Pour vous, la Françafrique existe toujours ou bien ?
Oui, la Françafrique existe toujours. Mais elle n’existe pas que dans l’esprit des Français, que par les Français. Elle existe dans l’esprit des Africains et par les Africains. C’est une question de mentalité. Le problème, ce n’est pas qu’il y ait des relations entre la France et les pays d’Afrique francophone anciennement colonisés. Le problème, c’est que faisons-nous de ces relations-là ? Et même lorsque le Président Macron a voulu une rupture, dans le même temps, j’ai vu en Afrique des gens qui ne comprenaient pas l’idée. Donc finalement, lui qui voulait une rupture, il a senti que les gens en face ne sont pas capables de dire je ne veux pas ça. L’histoire du franc Cfa, à un moment donné, on ne peut pas demander à l’ancienne puissance coloniale de décider. Vous devez être capables vous-mêmes de vous réunir tous en disant : ‘’Depuis très longtemps, ça aurait dû être fait. On va arrêter, on va changer les choses parce qu’il faut qu’on évolue, qu’on se développe.’’ Et peut-être ça passe par l’argent. Même si je pense que le changement de mentalités ne passe pas par l’argent, mais par l’éducation. L’argent pour moi devient secondaire. Et si on n’a pas le mental, on ne peut rien faire. Celui qui pense que l’argent va changer les choses, c’est qu’il n’a rien compris à l’être humain et à ce que sont les sociétés humaines. On a besoin de cerveaux qui fonctionnent. Ce n’est pas le matériel. L’argent, c’est du matériel. C’est un moyen qu’on crée pour obtenir quelque chose.
Et parlant un peu du franc Cfa, quels sont aujourd’hui vos rapports avec Kémi Séba ?

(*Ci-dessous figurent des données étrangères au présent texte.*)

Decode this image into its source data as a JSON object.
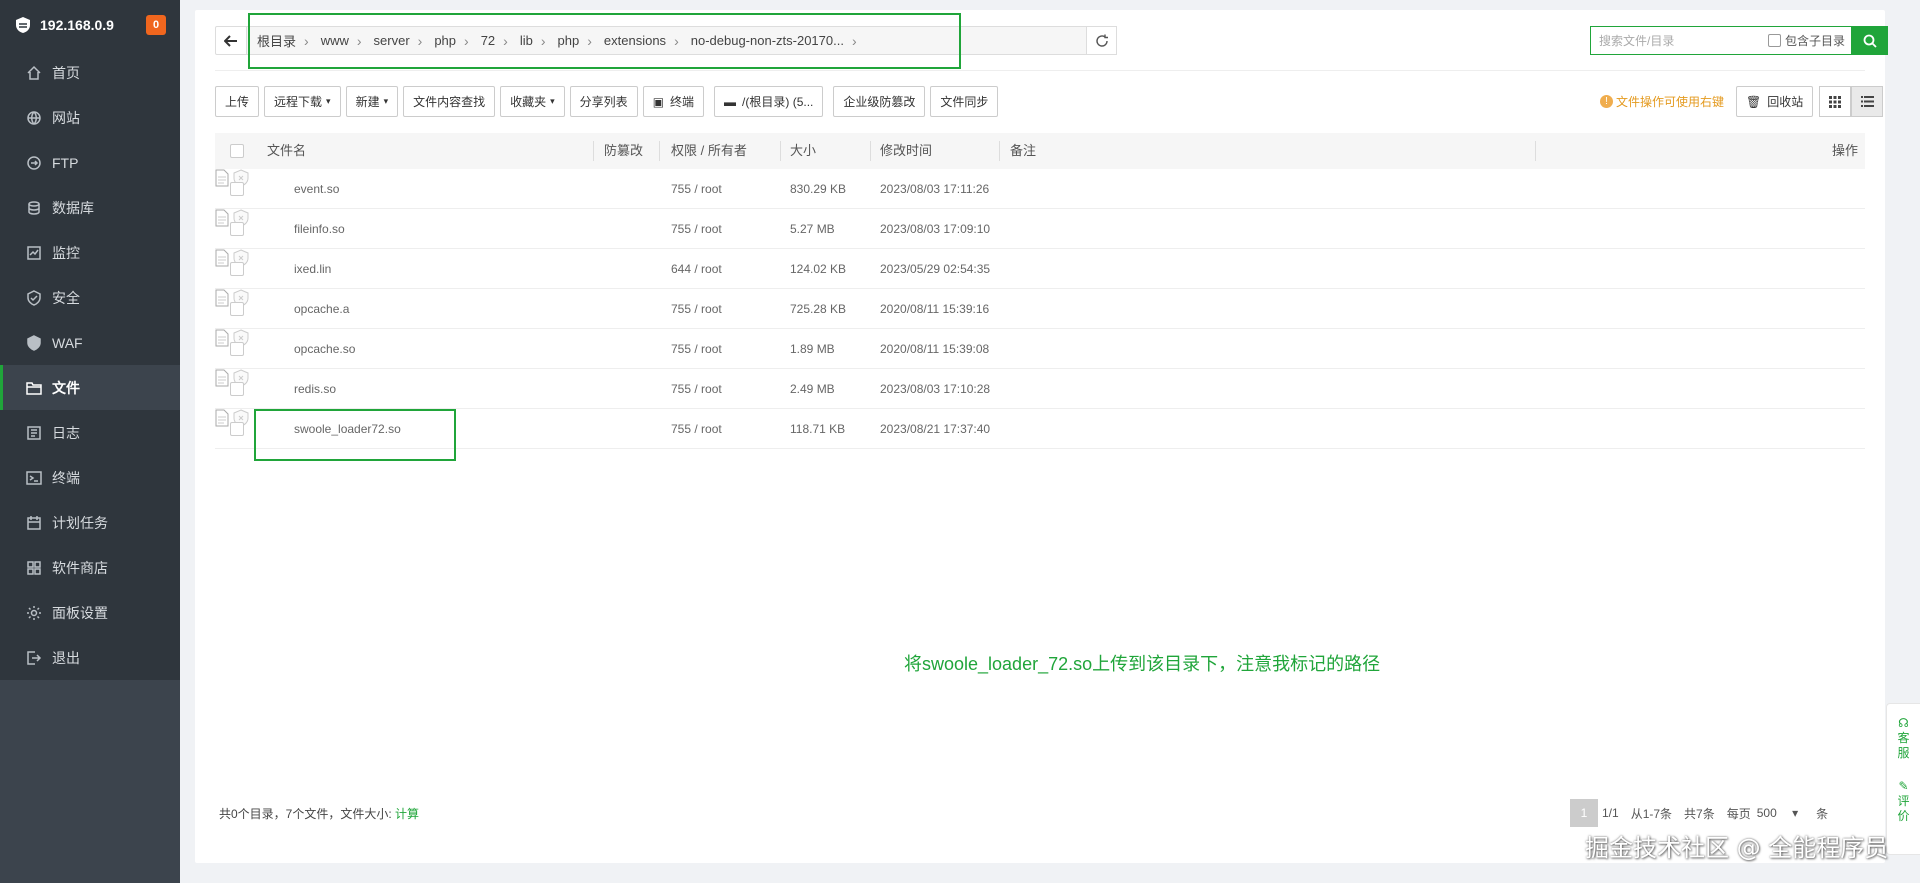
{
  "sidebar": {
    "server_ip": "192.168.0.9",
    "badge_count": "0",
    "items": [
      {
        "label": "首页"
      },
      {
        "label": "网站"
      },
      {
        "label": "FTP"
      },
      {
        "label": "数据库"
      },
      {
        "label": "监控"
      },
      {
        "label": "安全"
      },
      {
        "label": "WAF"
      },
      {
        "label": "文件"
      },
      {
        "label": "日志"
      },
      {
        "label": "终端"
      },
      {
        "label": "计划任务"
      },
      {
        "label": "软件商店"
      },
      {
        "label": "面板设置"
      },
      {
        "label": "退出"
      }
    ],
    "active": "文件"
  },
  "path": {
    "crumbs": [
      "根目录",
      "www",
      "server",
      "php",
      "72",
      "lib",
      "php",
      "extensions",
      "no-debug-non-zts-20170..."
    ]
  },
  "search": {
    "placeholder": "搜索文件/目录",
    "subdir_label": "包含子目录"
  },
  "toolbar": {
    "upload": "上传",
    "remote_download": "远程下载",
    "new": "新建",
    "content_search": "文件内容查找",
    "favorites": "收藏夹",
    "share_list": "分享列表",
    "terminal": "终端",
    "disk": "/(根目录) (5...",
    "tamper_proof": "企业级防篡改",
    "file_sync": "文件同步",
    "tip": "文件操作可使用右键",
    "recycle": "回收站"
  },
  "table": {
    "headers": {
      "name": "文件名",
      "tamper": "防篡改",
      "perm": "权限 / 所有者",
      "size": "大小",
      "mtime": "修改时间",
      "remark": "备注",
      "action": "操作"
    },
    "rows": [
      {
        "name": "event.so",
        "perm": "755 / root",
        "size": "830.29 KB",
        "mtime": "2023/08/03 17:11:26"
      },
      {
        "name": "fileinfo.so",
        "perm": "755 / root",
        "size": "5.27 MB",
        "mtime": "2023/08/03 17:09:10"
      },
      {
        "name": "ixed.lin",
        "perm": "644 / root",
        "size": "124.02 KB",
        "mtime": "2023/05/29 02:54:35"
      },
      {
        "name": "opcache.a",
        "perm": "755 / root",
        "size": "725.28 KB",
        "mtime": "2020/08/11 15:39:16"
      },
      {
        "name": "opcache.so",
        "perm": "755 / root",
        "size": "1.89 MB",
        "mtime": "2020/08/11 15:39:08"
      },
      {
        "name": "redis.so",
        "perm": "755 / root",
        "size": "2.49 MB",
        "mtime": "2023/08/03 17:10:28"
      },
      {
        "name": "swoole_loader72.so",
        "perm": "755 / root",
        "size": "118.71 KB",
        "mtime": "2023/08/21 17:37:40"
      }
    ]
  },
  "annotation": "将swoole_loader_72.so上传到该目录下，注意我标记的路径",
  "footer": {
    "summary": "共0个目录，7个文件，文件大小: ",
    "calc": "计算",
    "page_current": "1",
    "page_total": "1/1",
    "range": "从1-7条",
    "total": "共7条",
    "per_page_label": "每页",
    "per_page_value": "500",
    "unit": "条"
  },
  "float_widget": {
    "service": "客服",
    "review": "评价"
  },
  "watermark": "掘金技术社区 @ 全能程序员",
  "colors": {
    "accent": "#20a53a",
    "sidebar_bg": "#3c444d",
    "sidebar_dark": "#2f363d",
    "badge": "#f0661e",
    "tip": "#e49a1f"
  }
}
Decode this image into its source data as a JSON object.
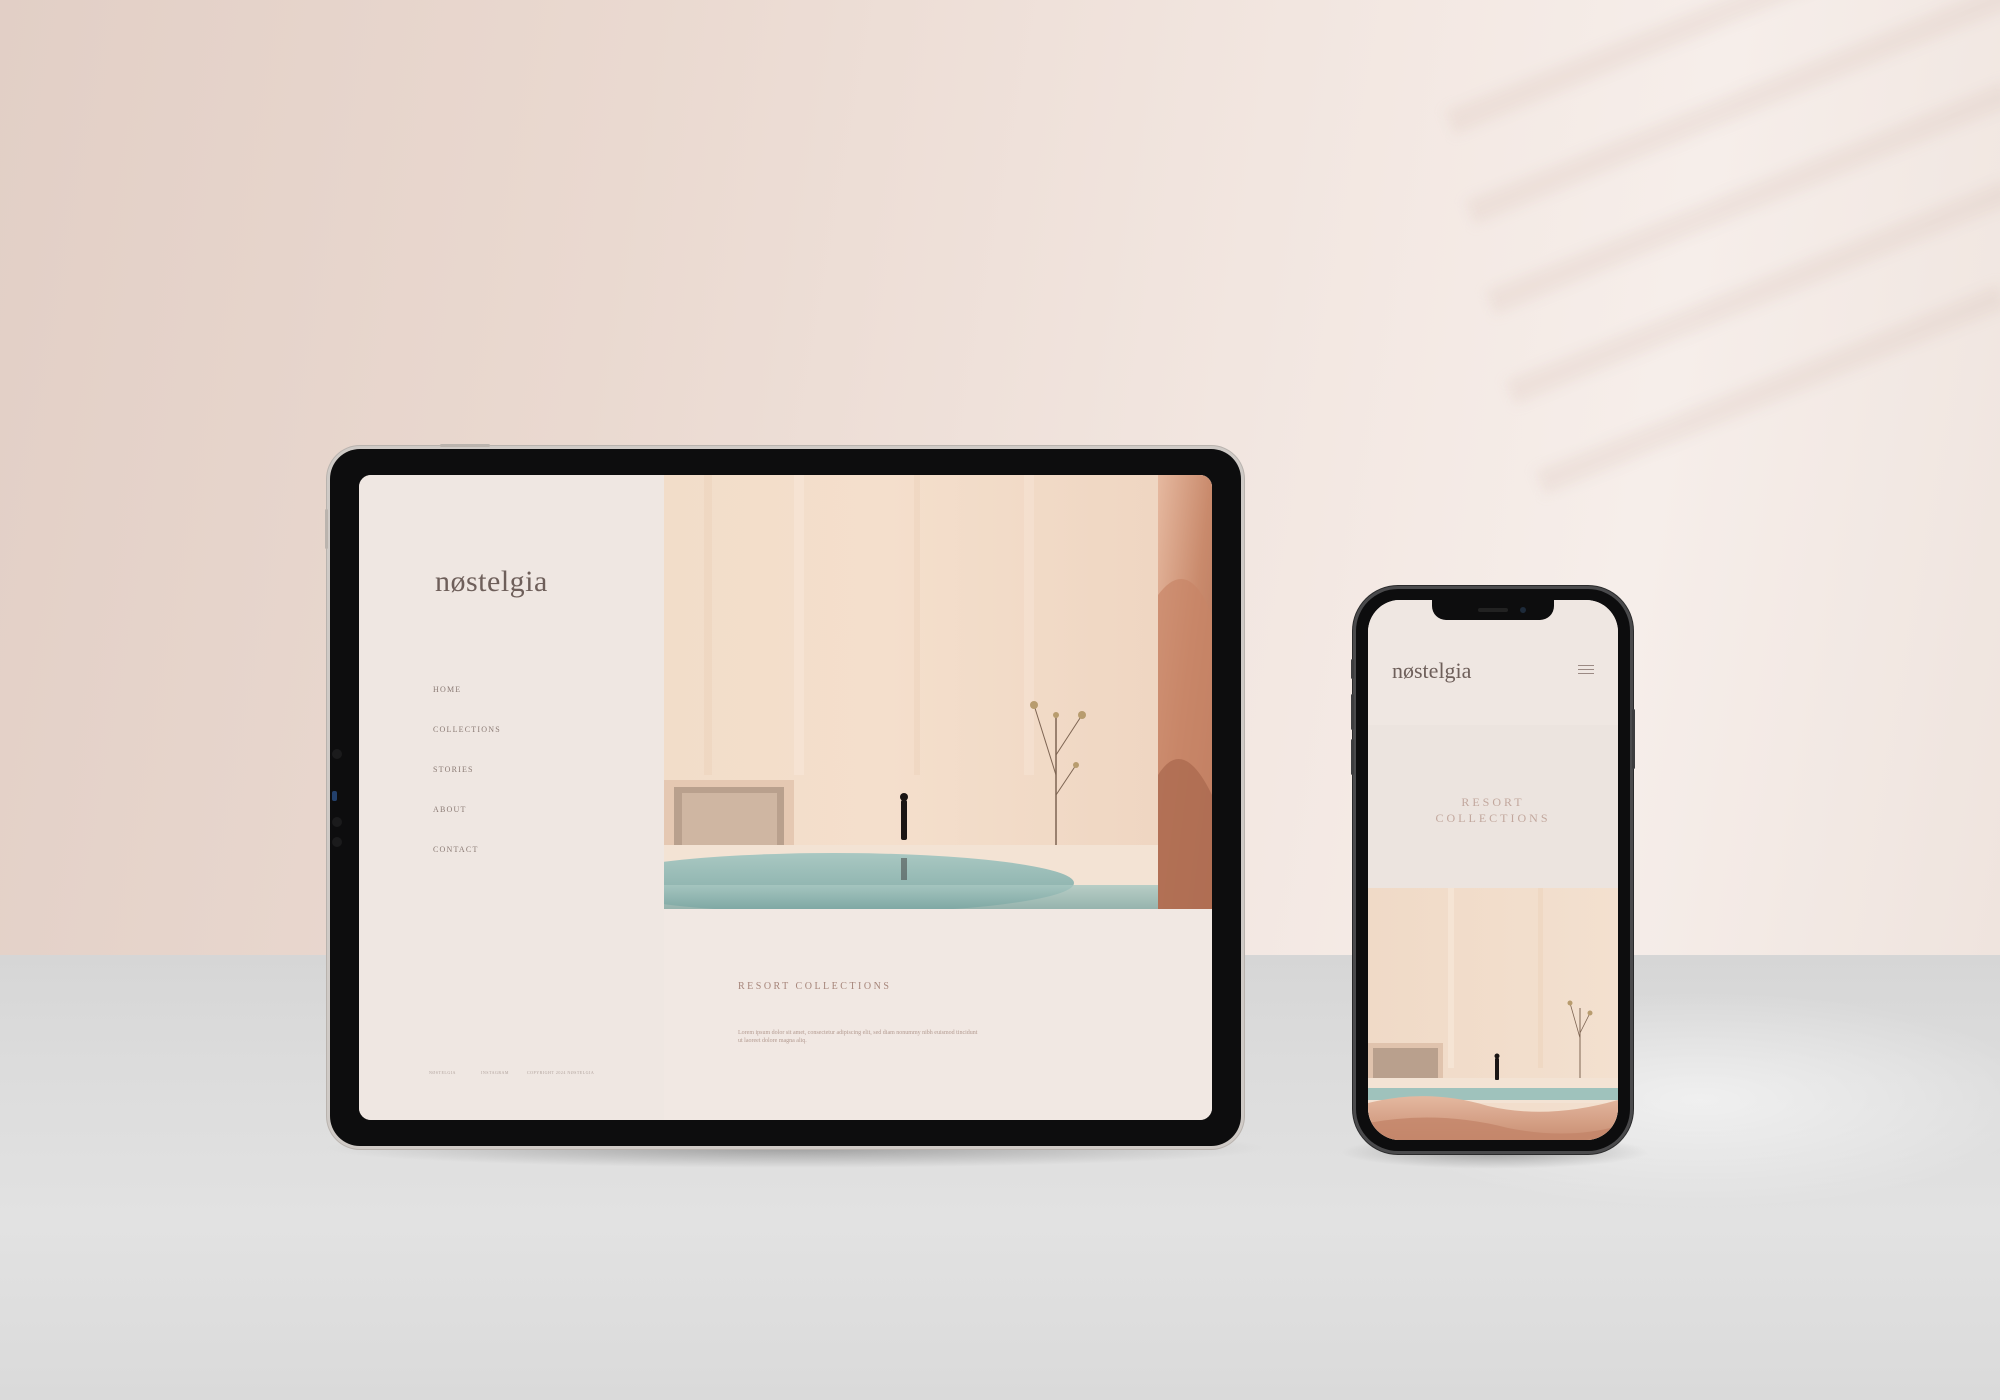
{
  "tablet": {
    "logo": "nøstelgia",
    "nav": [
      {
        "label": "HOME"
      },
      {
        "label": "COLLECTIONS"
      },
      {
        "label": "STORIES"
      },
      {
        "label": "ABOUT"
      },
      {
        "label": "CONTACT"
      }
    ],
    "footer": [
      "NØSTELGIA",
      "INSTAGRAM",
      "COPYRIGHT 2024 NØSTELGIA"
    ],
    "heading": "RESORT COLLECTIONS",
    "body_text": "Lorem ipsum dolor sit amet, consectetur adipiscing elit, sed diam nonummy nibh euismod tincidunt ut laoreet dolore magna aliq."
  },
  "phone": {
    "logo": "nøstelgia",
    "menu_icon": "hamburger-menu-icon",
    "title_line1": "RESORT",
    "title_line2": "COLLECTIONS"
  },
  "colors": {
    "logo": "#6e5f5a",
    "accent": "#a6857a",
    "screen_bg": "#f1e8e3"
  }
}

Je n’ai pas de rapport avec Kémi Séba. En 2018, on était très lié, vraiment très lié. J’étais à l’invitation du Président Macron, du Président Macky Sall et la Banque mondiale sur le sommet qu’il y a eu autour de l’éducation en Afrique. J’ai un projet qui s’appelle «Mama Africa» sur l’éducation, la formation, la sensibilisation en Afrique. J’investis sur l’éducation parce que c’est un chemin important. Donc quand on m’invite à venir, je viens pour dire que les politiques éducatives doivent être décidées par les Africains. On peut amener de l’argent, mais ce sont les Africains qui décident de ce qu’il y a sur les manuels scolaires. Et donc Kémi Séba m’attaque sur Facebook alors qu’on est très liés, qu’on se parlait tous les 2 ou 3 jours. Moi je suis comme Mandela qui disait : «Ce qui est fait pour nous sans nous est en réalité contre nous.» Mais on s’est parlé, on a fait un communiqué ensemble et disons qu’il n’y a pas de problème. C’est apaisé et c’est fini. Et depuis, on n’a plus aucun contact et ça s’arrête là.
Vous avez été délégué interministériel pour l’égalité des chances des Français d’Outre-mer entre 2011 et 2012. Est-ce que vous n’avez pas regretté d’avoir répondu à l’appel de Sarkozy ?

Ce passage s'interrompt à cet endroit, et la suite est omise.